The court also found the law is likely to impose an undue burden on women because it would deny some women the ability to have an abortion, force others to have a surgical procedure instead of a medication abortion, and force women in some parts of the state to make four visits, traveling anywhere between 300 miles to 700 miles each trip, to access a safe and legal medication abortion.
“Evidence in the record shows that women in Arizona will be burdened with a significant increase in the cost of medication, and that many women will be delayed in, or deterred from, seeking an abortion if the evidence-based regimen is foreclosed to them.
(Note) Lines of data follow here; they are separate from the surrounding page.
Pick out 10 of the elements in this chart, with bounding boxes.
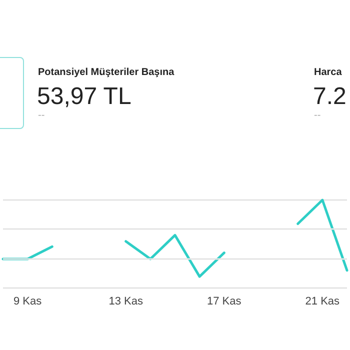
- text: --: [314, 110, 321, 121]
- chart-title: Potansiyel Müşteriler Başına: [38, 67, 174, 78]
- x-tick-label: 21 Kas: [305, 296, 340, 308]
- text: --: [38, 110, 45, 121]
- x-tick-label: 13 Kas: [108, 296, 144, 308]
- x-tick-label: 9 Kas: [14, 296, 42, 308]
- x-tick-label: 17 Kas: [207, 296, 242, 308]
- text: Harca: [314, 67, 342, 78]
- text: 7.2: [313, 83, 346, 111]
- chart-subtitle: 53,97 TL: [37, 83, 132, 111]
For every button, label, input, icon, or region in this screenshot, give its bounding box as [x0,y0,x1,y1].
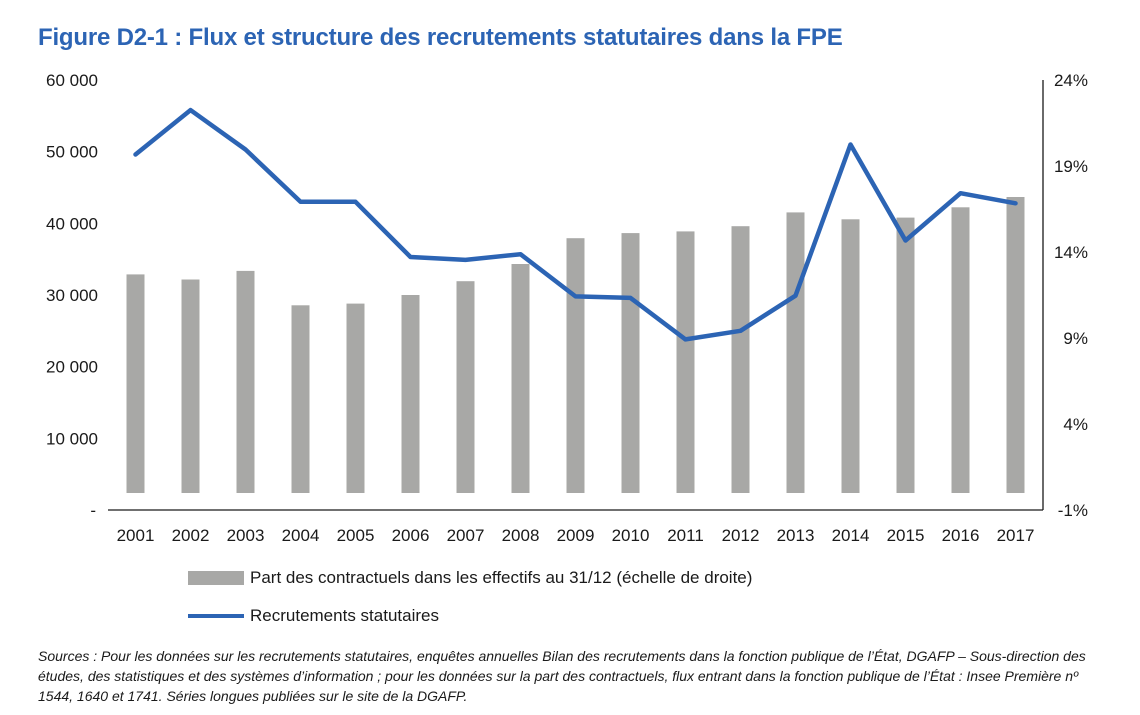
right-tick-label: 14% [1054,243,1088,262]
right-tick-label: 19% [1054,157,1088,176]
line-point-2011 [684,337,687,341]
x-tick-label: 2013 [777,526,815,545]
right-tick-label: 9% [1063,329,1088,348]
x-tick-label: 2005 [337,526,375,545]
line-point-2016 [959,191,962,195]
x-tick-label: 2003 [227,526,265,545]
x-tick-label: 2011 [667,526,704,545]
line-layer [133,107,1018,342]
x-tick-label: 2017 [997,526,1035,545]
left-tick-label: 20 000 [46,358,98,377]
bar-2001 [126,274,145,493]
x-tick-label: 2015 [887,526,925,545]
bar-2014 [841,219,860,494]
bar-2003 [236,270,255,493]
x-tick-label: 2006 [392,526,430,545]
bar-2017 [1006,197,1025,493]
x-tick-label: 2016 [942,526,980,545]
legend-swatch-line [188,614,244,618]
combo-chart: - 10 000 20 000 30 000 40 000 50 000 60 000 -1… [46,71,1088,545]
left-tick-label: - [90,501,96,520]
line-point-2005 [354,200,357,204]
bar-2002 [181,279,200,493]
line-point-2003 [244,148,247,151]
axes [108,80,1044,511]
bar-2004 [291,305,310,493]
right-axis-ticks: -1% 4% 9% 14% 19% 24% [1054,71,1088,520]
legend-label-bars: Part des contractuels dans les effectifs… [250,568,753,587]
line-point-2012 [739,329,742,333]
line-point-2015 [904,239,907,242]
left-axis-ticks: - 10 000 20 000 30 000 40 000 50 000 60 000 [46,71,98,520]
x-axis-ticks: 2001 2002 2003 2004 2005 2006 2007 2008 2009 2010… [117,526,1035,545]
bar-2005 [346,303,365,493]
line-point-2008 [519,252,522,256]
chart-title: Figure D2-1 : Flux et structure des recr… [38,24,843,51]
line-point-2007 [464,258,467,262]
bar-2010 [621,233,640,493]
left-tick-label: 60 000 [46,71,98,90]
legend-item-bars: Part des contractuels dans les effectifs… [188,566,752,590]
x-tick-label: 2008 [502,526,540,545]
right-tick-label: -1% [1058,501,1088,520]
bars-layer [126,197,1025,494]
left-tick-label: 40 000 [46,214,98,233]
line-point-2014 [849,143,852,146]
bar-2007 [456,281,475,493]
x-tick-label: 2001 [117,526,155,545]
legend: Part des contractuels dans les effectifs… [188,566,752,642]
x-tick-label: 2012 [722,526,760,545]
line-point-2013 [794,294,797,298]
bar-2008 [511,264,530,493]
x-tick-label: 2009 [557,526,595,545]
legend-label-line: Recrutements statutaires [250,606,439,625]
bar-2012 [731,226,750,493]
line-point-2001 [134,153,137,156]
line-point-2017 [1014,201,1017,205]
bar-2006 [401,295,420,493]
left-tick-label: 10 000 [46,429,98,448]
legend-swatch-bars [188,571,244,585]
right-tick-label: 24% [1054,71,1088,90]
bar-2009 [566,238,585,493]
bar-2011 [676,231,695,493]
line-point-2009 [574,294,577,298]
line-point-2006 [409,255,412,259]
legend-item-line: Recrutements statutaires [188,604,752,628]
x-tick-label: 2014 [832,526,870,545]
line-point-2002 [189,108,192,112]
left-tick-label: 50 000 [46,143,98,162]
left-tick-label: 30 000 [46,286,98,305]
sources-note: Sources : Pour les données sur les recru… [38,648,1086,704]
x-tick-label: 2007 [447,526,485,545]
bar-2013 [786,212,805,493]
right-tick-label: 4% [1063,415,1088,434]
bar-2015 [896,217,915,493]
x-tick-label: 2010 [612,526,650,545]
bar-2016 [951,207,970,494]
line-point-2004 [299,200,302,204]
x-tick-label: 2004 [282,526,320,545]
line-point-2010 [629,296,632,300]
x-tick-label: 2002 [172,526,210,545]
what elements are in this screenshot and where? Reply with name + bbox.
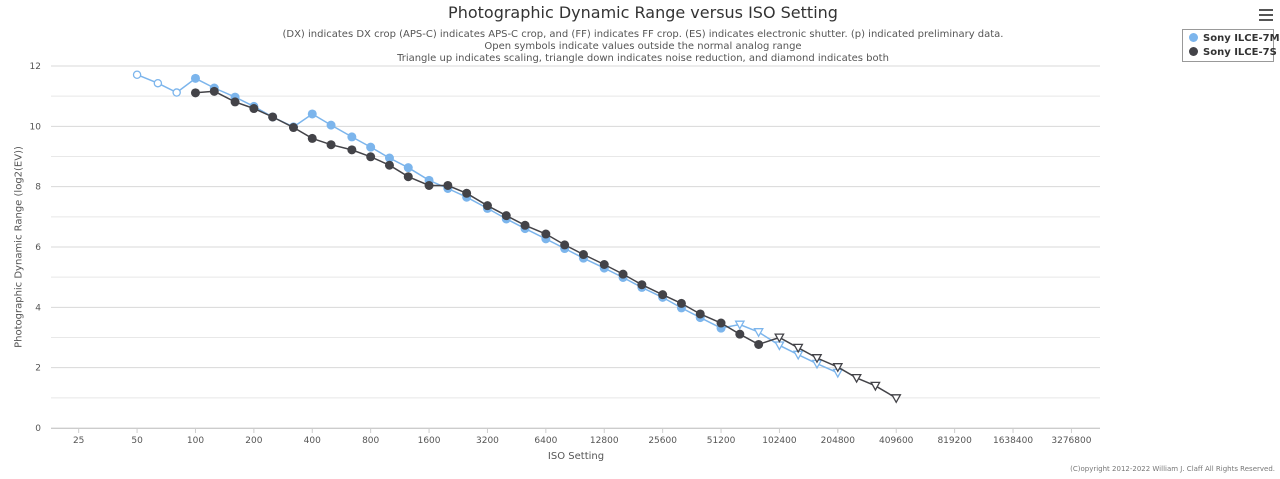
- data-point-ilce-7m4: [326, 120, 336, 130]
- hamburger-menu-icon[interactable]: [1259, 9, 1273, 21]
- x-tick-label: 12800: [590, 436, 619, 446]
- data-point-ilce-7s: [695, 309, 705, 319]
- data-point-ilce-7s: [637, 280, 647, 290]
- legend-label-ilce-7s: Sony ILCE-7S: [1203, 47, 1277, 58]
- x-tick-label: 800: [362, 436, 379, 446]
- data-point-ilce-7s: [541, 229, 551, 239]
- subtitle-line-2: Open symbols indicate values outside the…: [484, 41, 802, 52]
- x-tick-label: 102400: [762, 436, 797, 446]
- x-tick-label: 1638400: [993, 436, 1033, 446]
- legend-item-ilce-7m4[interactable]: Sony ILCE-7M4: [1189, 33, 1280, 47]
- x-tick-label: 3200: [476, 436, 499, 446]
- legend-item-ilce-7s[interactable]: Sony ILCE-7S: [1189, 47, 1277, 61]
- data-point-ilce-7s: [658, 290, 668, 300]
- data-point-ilce-7s: [774, 333, 785, 344]
- y-axis-label: Photographic Dynamic Range (log2(EV)): [13, 146, 25, 348]
- data-point-ilce-7m4: [307, 109, 317, 119]
- y-tick-label: 12: [30, 62, 41, 72]
- y-tick-label: 0: [35, 424, 41, 434]
- data-point-ilce-7s: [851, 373, 862, 384]
- data-point-ilce-7s: [347, 145, 357, 155]
- data-point-ilce-7s: [288, 123, 298, 133]
- chart-title: Photographic Dynamic Range versus ISO Se…: [448, 3, 838, 22]
- data-point-ilce-7m4: [774, 341, 785, 351]
- data-point-ilce-7m4: [734, 320, 746, 331]
- data-point-ilce-7s: [366, 152, 376, 162]
- data-point-ilce-7s: [832, 363, 844, 373]
- data-point-ilce-7s: [560, 240, 570, 250]
- x-tick-label: 51200: [707, 436, 736, 446]
- y-tick-label: 4: [35, 303, 41, 313]
- x-tick-label: 25: [73, 436, 84, 446]
- legend-marker-ilce-7m4: [1189, 33, 1198, 42]
- y-tick-label: 8: [35, 183, 41, 193]
- x-tick-label: 819200: [937, 436, 972, 446]
- data-point-ilce-7s: [578, 250, 588, 260]
- data-point-ilce-7m4: [190, 73, 200, 83]
- data-point-ilce-7s: [209, 86, 219, 96]
- series-line-ilce-7m4: [136, 74, 839, 374]
- x-tick-label: 6400: [534, 436, 557, 446]
- data-point-ilce-7s: [230, 97, 240, 107]
- data-point-ilce-7s: [716, 318, 726, 328]
- data-point-ilce-7s: [870, 381, 881, 392]
- data-point-ilce-7s: [462, 188, 472, 198]
- x-tick-label: 100: [187, 436, 204, 446]
- data-point-ilce-7s: [482, 201, 492, 211]
- legend-marker-ilce-7s: [1189, 47, 1198, 56]
- x-tick-label: 50: [131, 436, 143, 446]
- data-point-ilce-7s: [249, 104, 259, 114]
- data-point-ilce-7s: [618, 269, 628, 279]
- data-point-ilce-7s: [307, 133, 317, 143]
- data-point-ilce-7s: [754, 339, 764, 349]
- y-tick-label: 10: [30, 122, 42, 132]
- data-point-ilce-7m4: [347, 132, 357, 142]
- data-point-ilce-7s: [443, 180, 453, 190]
- legend: Sony ILCE-7M4 Sony ILCE-7S: [1182, 29, 1280, 62]
- data-point-ilce-7s: [811, 354, 823, 364]
- data-point-ilce-7s: [599, 259, 609, 269]
- data-point-ilce-7s: [190, 88, 200, 98]
- subtitle-line-3: Triangle up indicates scaling, triangle …: [397, 53, 889, 64]
- data-point-ilce-7s: [268, 112, 278, 122]
- data-point-ilce-7m4: [753, 328, 764, 338]
- subtitle-line-1: (DX) indicates DX crop (APS-C) indicates…: [282, 29, 1004, 40]
- y-tick-label: 6: [35, 243, 41, 253]
- y-tick-label: 2: [35, 364, 41, 374]
- data-point-ilce-7s: [326, 140, 336, 150]
- x-tick-label: 400: [304, 436, 321, 446]
- data-point-ilce-7s: [520, 220, 530, 230]
- data-point-ilce-7m4: [172, 88, 181, 97]
- x-tick-label: 200: [245, 436, 262, 446]
- series-line-ilce-7s: [195, 90, 897, 399]
- data-point-ilce-7m4: [153, 78, 163, 88]
- data-point-ilce-7m4: [403, 163, 413, 173]
- data-point-ilce-7s: [792, 343, 804, 354]
- data-point-ilce-7m4: [384, 153, 394, 163]
- data-point-ilce-7s: [403, 172, 413, 182]
- data-point-ilce-7s: [676, 298, 686, 308]
- x-tick-label: 3276800: [1051, 436, 1091, 446]
- x-tick-label: 25600: [648, 436, 677, 446]
- legend-label-ilce-7m4: Sony ILCE-7M4: [1203, 33, 1280, 44]
- x-tick-label: 1600: [418, 436, 441, 446]
- x-axis-label: ISO Setting: [547, 451, 605, 462]
- x-tick-label: 409600: [879, 436, 914, 446]
- copyright-credit: (C)opyright 2012-2022 William J. Claff A…: [1070, 465, 1275, 473]
- data-point-ilce-7s: [501, 211, 511, 221]
- data-point-ilce-7s: [735, 329, 745, 339]
- data-point-ilce-7s: [384, 160, 394, 170]
- data-point-ilce-7s: [424, 180, 434, 190]
- data-point-ilce-7m4: [132, 70, 142, 79]
- data-point-ilce-7m4: [366, 142, 376, 152]
- data-point-ilce-7s: [890, 394, 902, 404]
- x-tick-label: 204800: [821, 436, 856, 446]
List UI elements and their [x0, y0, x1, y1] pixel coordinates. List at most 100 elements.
The availability of on-label medication abortions during the first seven weeks of pregnancy, and of surgical abortions thereafter, does not preclude a finding of undue burden,” the court wrote.
“This decision is a victory for women’s health. This decision assures that Arizona women can access safe, legal abortion following the best, safest medical guidelines while our case challenging this dangerous and misguided law continues,” said Cecile Richards, president of the Planned Parenthood Federation of America, in a statement following the opinion.
In addition to the federal court action challenging Arizona’s medication abortion restrictions, the Center for Reproductive Rights (CRR) also filed a lawsuit in Arizona state court challenging the medication abortion restrictions under state law. According to Brown, the state court lawsuit focuses specifically on Arizona law and claims lawmakers violated the Arizona Constitution by unlawfully delegating their power to regulate mifepristone to the FDA and drug manufacturers. So far, attorneys for the State of Arizona have not responded to the merits of CRR’s state court claim but have instead asked a judge to stay the proceedings while the federal court case works toward resolution. Brown and CRR oppose that request, noting the federal case could take years to resolve and that the state claims could resolve the dispute entirely without having to reach any of the federal constitutional issues.
A trial date in the federal case has not yet been set, and attorneys for the state have the option of asking the Supreme Court to intervene. Meanwhile, the parties are awaiting a ruling on Arizona’s request to postpone the state court proceeding. Additionally, CRR has filed a motion for summary judgment asking the state court to rule on the merits of its claims. Attorneys for the State of Arizona have not yet responded to the summary judgment request.